Duff surviving until the end of this film seems highly unlikely. His cocky, yet naivete, gets him involved with organized crime. He is well paid for his darkroom skills, going to work for a racketeer, Brian Donlevy, who provides him with inside information about a rival's activity. Duff just "happens" to be in downtown San Francisco to capture Lawrence Tierney during the bank robbery. Duff later approaches Tierney to offer him a deal—he will keep the negative in safe keeping for a substantial fee. If that is not enough, he later hides in a parking garage to capture him in the act of installing an after-market accessory to Donlevy's limo: a bomb. The unscrupulous shutterbug now has the blackmail image of his dreams. Duff is free to swoop in for Donlevy's widow, Anne Vernon.

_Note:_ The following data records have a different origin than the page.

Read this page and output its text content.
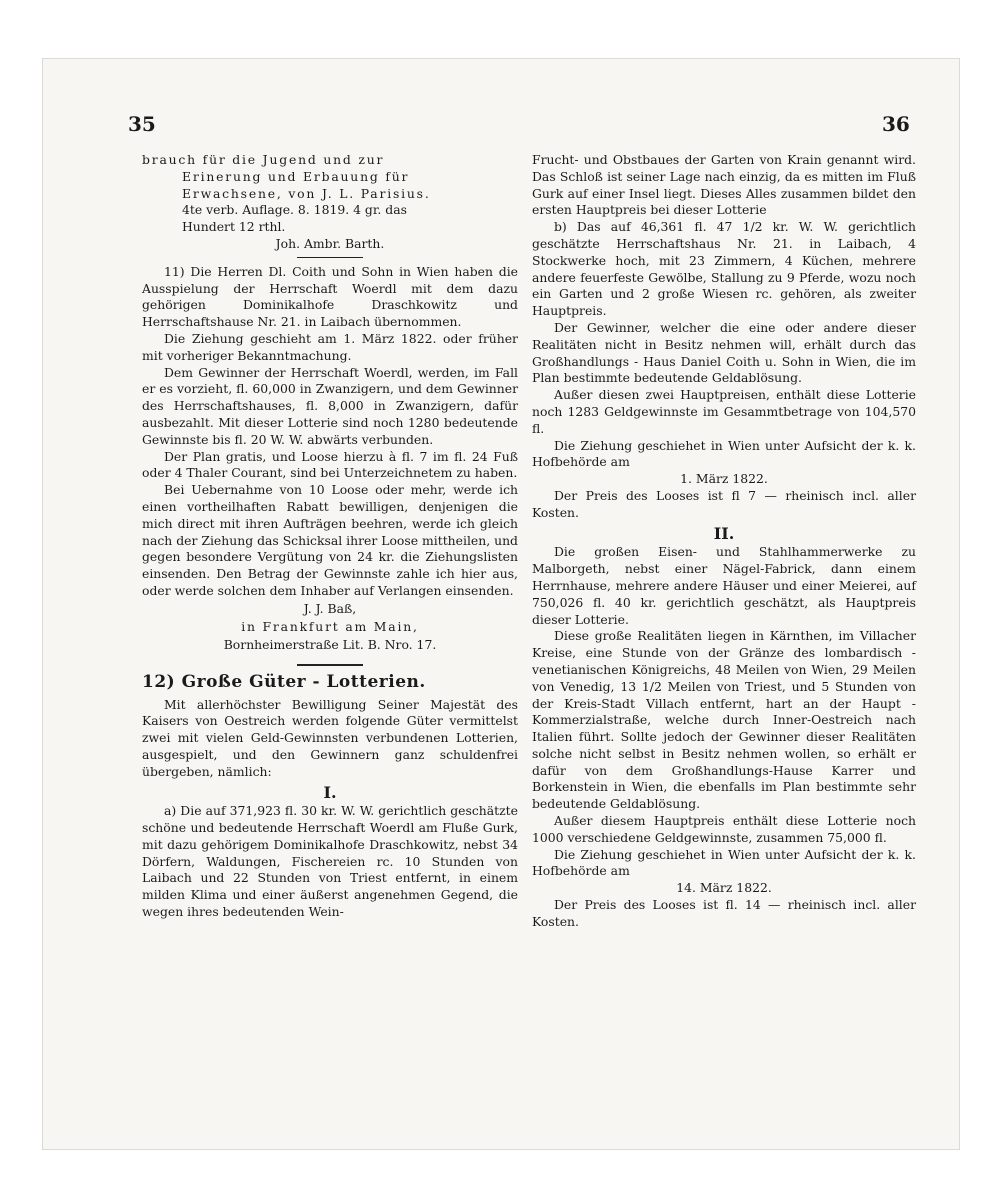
35	36

brauch für die Jugend und zur

Erinerung und Erbauung für

Erwachsene, von J. L. Parisius.

4te verb. Auflage. 8. 1819. 4 gr. das

Hundert 12 rthl.

Joh. Ambr. Barth.

11) Die Herren Dl. Coith und Sohn in Wien haben die Ausspielung der Herrschaft Woerdl mit dem dazu gehörigen Dominikalhofe Draschkowitz und Herrschaftshause Nr. 21. in Laibach übernommen.

Die Ziehung geschieht am 1. März 1822. oder früher mit vorheriger Bekanntmachung.

Dem Gewinner der Herrschaft Woerdl, werden, im Fall er es vorzieht, fl. 60,000 in Zwanzigern, und dem Gewinner des Herrschaftshauses, fl. 8,000 in Zwanzigern, dafür ausbezahlt. Mit dieser Lotterie sind noch 1280 bedeutende Gewinnste bis fl. 20 W. W. abwärts verbunden.

Der Plan gratis, und Loose hierzu à fl. 7 im fl. 24 Fuß oder 4 Thaler Courant, sind bei Unterzeichnetem zu haben.

Bei Uebernahme von 10 Loose oder mehr, werde ich einen vortheilhaften Rabatt bewilligen, denjenigen die mich direct mit ihren Aufträgen beehren, werde ich gleich nach der Ziehung das Schicksal ihrer Loose mittheilen, und gegen besondere Vergütung von 24 kr. die Ziehungslisten einsenden. Den Betrag der Gewinnste zahle ich hier aus, oder werde solchen dem Inhaber auf Verlangen einsenden.

J. J. Baß,
in Frankfurt am Main,
Bornheimerstraße Lit. B. Nro. 17.

12) Große Güter - Lotterien.

Mit allerhöchster Bewilligung Seiner Majestät des Kaisers von Oestreich werden folgende Güter vermittelst zwei mit vielen Geld-Gewinnsten verbundenen Lotterien, ausgespielt, und den Gewinnern ganz schuldenfrei übergeben, nämlich:

I.

a) Die auf 371,923 fl. 30 kr. W. W. gerichtlich geschätzte schöne und bedeutende Herrschaft Woerdl am Fluße Gurk, mit dazu gehörigem Dominikalhofe Draschkowitz, nebst 34 Dörfern, Waldungen, Fischereien rc. 10 Stunden von Laibach und 22 Stunden von Triest entfernt, in einem milden Klima und einer äußerst angenehmen Gegend, die wegen ihres bedeutenden Wein-

Frucht- und Obstbaues der Garten von Krain genannt wird. Das Schloß ist seiner Lage nach einzig, da es mitten im Fluß Gurk auf einer Insel liegt. Dieses Alles zusammen bildet den ersten Hauptpreis bei dieser Lotterie

b) Das auf 46,361 fl. 47 1/2 kr. W. W. gerichtlich geschätzte Herrschaftshaus Nr. 21. in Laibach, 4 Stockwerke hoch, mit 23 Zimmern, 4 Küchen, mehrere andere feuerfeste Gewölbe, Stallung zu 9 Pferde, wozu noch ein Garten und 2 große Wiesen rc. gehören, als zweiter Hauptpreis.

Der Gewinner, welcher die eine oder andere dieser Realitäten nicht in Besitz nehmen will, erhält durch das Großhandlungs - Haus Daniel Coith u. Sohn in Wien, die im Plan bestimmte bedeutende Geldablösung.

Außer diesen zwei Hauptpreisen, enthält diese Lotterie noch 1283 Geldgewinnste im Gesammtbetrage von 104,570 fl.

Die Ziehung geschiehet in Wien unter Aufsicht der k. k. Hofbehörde am

1. März 1822.

Der Preis des Looses ist fl 7 — rheinisch incl. aller Kosten.

II.

Die großen Eisen- und Stahlhammerwerke zu Malborgeth, nebst einer Nägel-Fabrick, dann einem Herrnhause, mehrere andere Häuser und einer Meierei, auf 750,026 fl. 40 kr. gerichtlich geschätzt, als Hauptpreis dieser Lotterie.

Diese große Realitäten liegen in Kärnthen, im Villacher Kreise, eine Stunde von der Gränze des lombardisch - venetianischen Königreichs, 48 Meilen von Wien, 29 Meilen von Venedig, 13 1/2 Meilen von Triest, und 5 Stunden von der Kreis-Stadt Villach entfernt, hart an der Haupt - Kommerzialstraße, welche durch Inner-Oestreich nach Italien führt. Sollte jedoch der Gewinner dieser Realitäten solche nicht selbst in Besitz nehmen wollen, so erhält er dafür von dem Großhandlungs-Hause Karrer und Borkenstein in Wien, die ebenfalls im Plan bestimmte sehr bedeutende Geldablösung.

Außer diesem Hauptpreis enthält diese Lotterie noch 1000 verschiedene Geldgewinnste, zusammen 75,000 fl.

Die Ziehung geschiehet in Wien unter Aufsicht der k. k. Hofbehörde am

14. März 1822.

Der Preis des Looses ist fl. 14 — rheinisch incl. aller Kosten.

During the rapid climax at a high society formal event, Duff's true colors are revealed to Vernon—Tierney suggests he was responsible for her husband's death. But those negatives, hidden within a picture frame at Dow's apartment, will prove otherwise. Duff's frantic call proves fruitless. She is fed up with his fabrications and hangs up on him. Duff is a marked man. After being shot three times, he still manages to squeeze the shutter release cable hanging from his tripod to photograph Tierney firing the fatal bullet.
Duff lived for a “shot” at immortality. His photographic evidence brings the mobsters to justice. Yet the newspaper staff knew he was a "skunk of the first odor" all along.

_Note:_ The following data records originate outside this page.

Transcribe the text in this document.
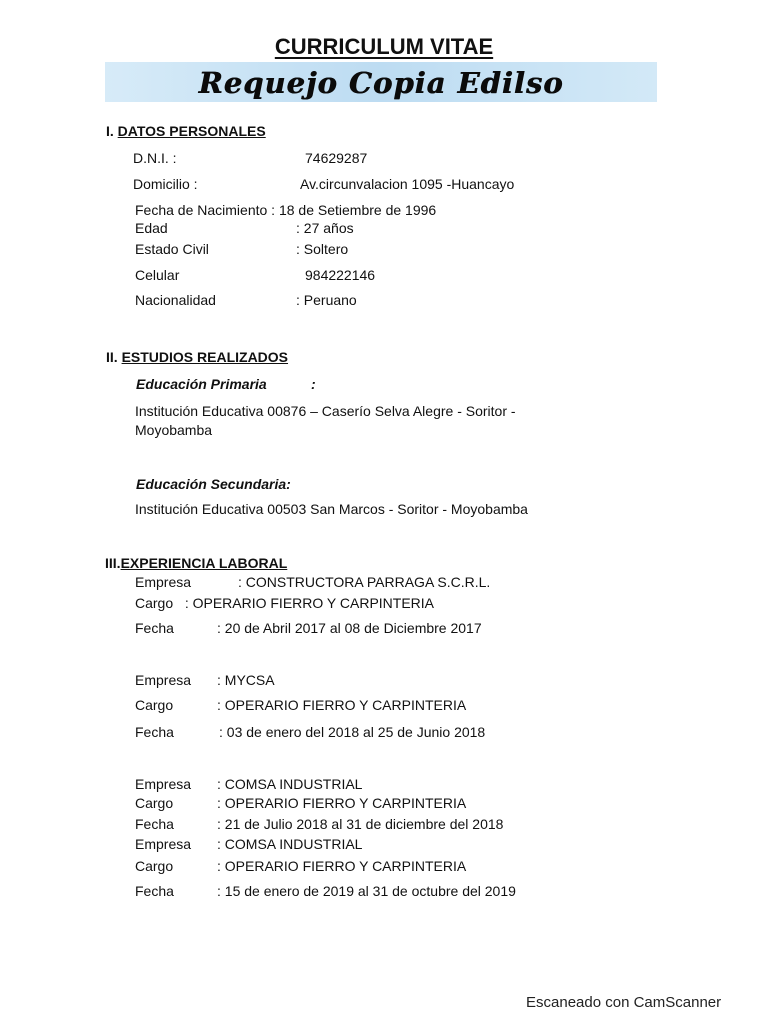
CURRICULUM VITAE
Requejo Copia Edilso
I. DATOS PERSONALES
D.N.I. :	74629287
Domicilio :	Av.circunvalacion 1095 -Huancayo
Fecha de Nacimiento : 18 de Setiembre de 1996
Edad	: 27 años
Estado Civil	: Soltero
Celular	984222146
Nacionalidad	: Peruano
II. ESTUDIOS REALIZADOS
Educación Primaria	:
Institución Educativa 00876 – Caserío Selva Alegre - Soritor - Moyobamba
Educación Secundaria:
Institución Educativa 00503 San Marcos - Soritor - Moyobamba
III.EXPERIENCIA LABORAL
Empresa	: CONSTRUCTORA PARRAGA S.C.R.L.
Cargo : OPERARIO FIERRO Y CARPINTERIA
Fecha	: 20 de Abril 2017 al 08 de Diciembre 2017
Empresa : MYCSA
Cargo	: OPERARIO FIERRO Y CARPINTERIA
Fecha	: 03 de enero del 2018 al 25 de Junio 2018
Empresa : COMSA INDUSTRIAL
Cargo	: OPERARIO FIERRO Y CARPINTERIA
Fecha	: 21 de Julio 2018 al 31 de diciembre del 2018
Empresa : COMSA INDUSTRIAL
Cargo	: OPERARIO FIERRO Y CARPINTERIA
Fecha	: 15 de enero de 2019 al 31 de octubre del 2019
Escaneado con CamScanner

Note: The eighty-minute film was released by Universal Pictures and directed by Joseph Pevney. It is a better-than-average B-movie noir. Fine performances all around. The powerful scores are from a stock library by several well-known composers. Duff effortlessly delivers numerous sarcastic, witty quips throughout—like a guy who memorized the excellent screenplay by Martin Goldsmith and Alfred Lewis Levitt. Ignore the poster. At no time did Donlevy attempt to punch out Duff. The viewers on the other hand....
There is at least one gullible moment in the film. Duff desperately wants that image few could capture. As a taxi fare, he notices the car in front is weaving left and right and thinks it might lead to something. The erratic car does plunge into shallow water, balanced precipitously on its side—the driver in a panic. Rather than help the driver, Duff tells him to stick his head out the side window and then stretch out his arms in a show of desperation. Why the driver would comply with these commands is difficult to fathom.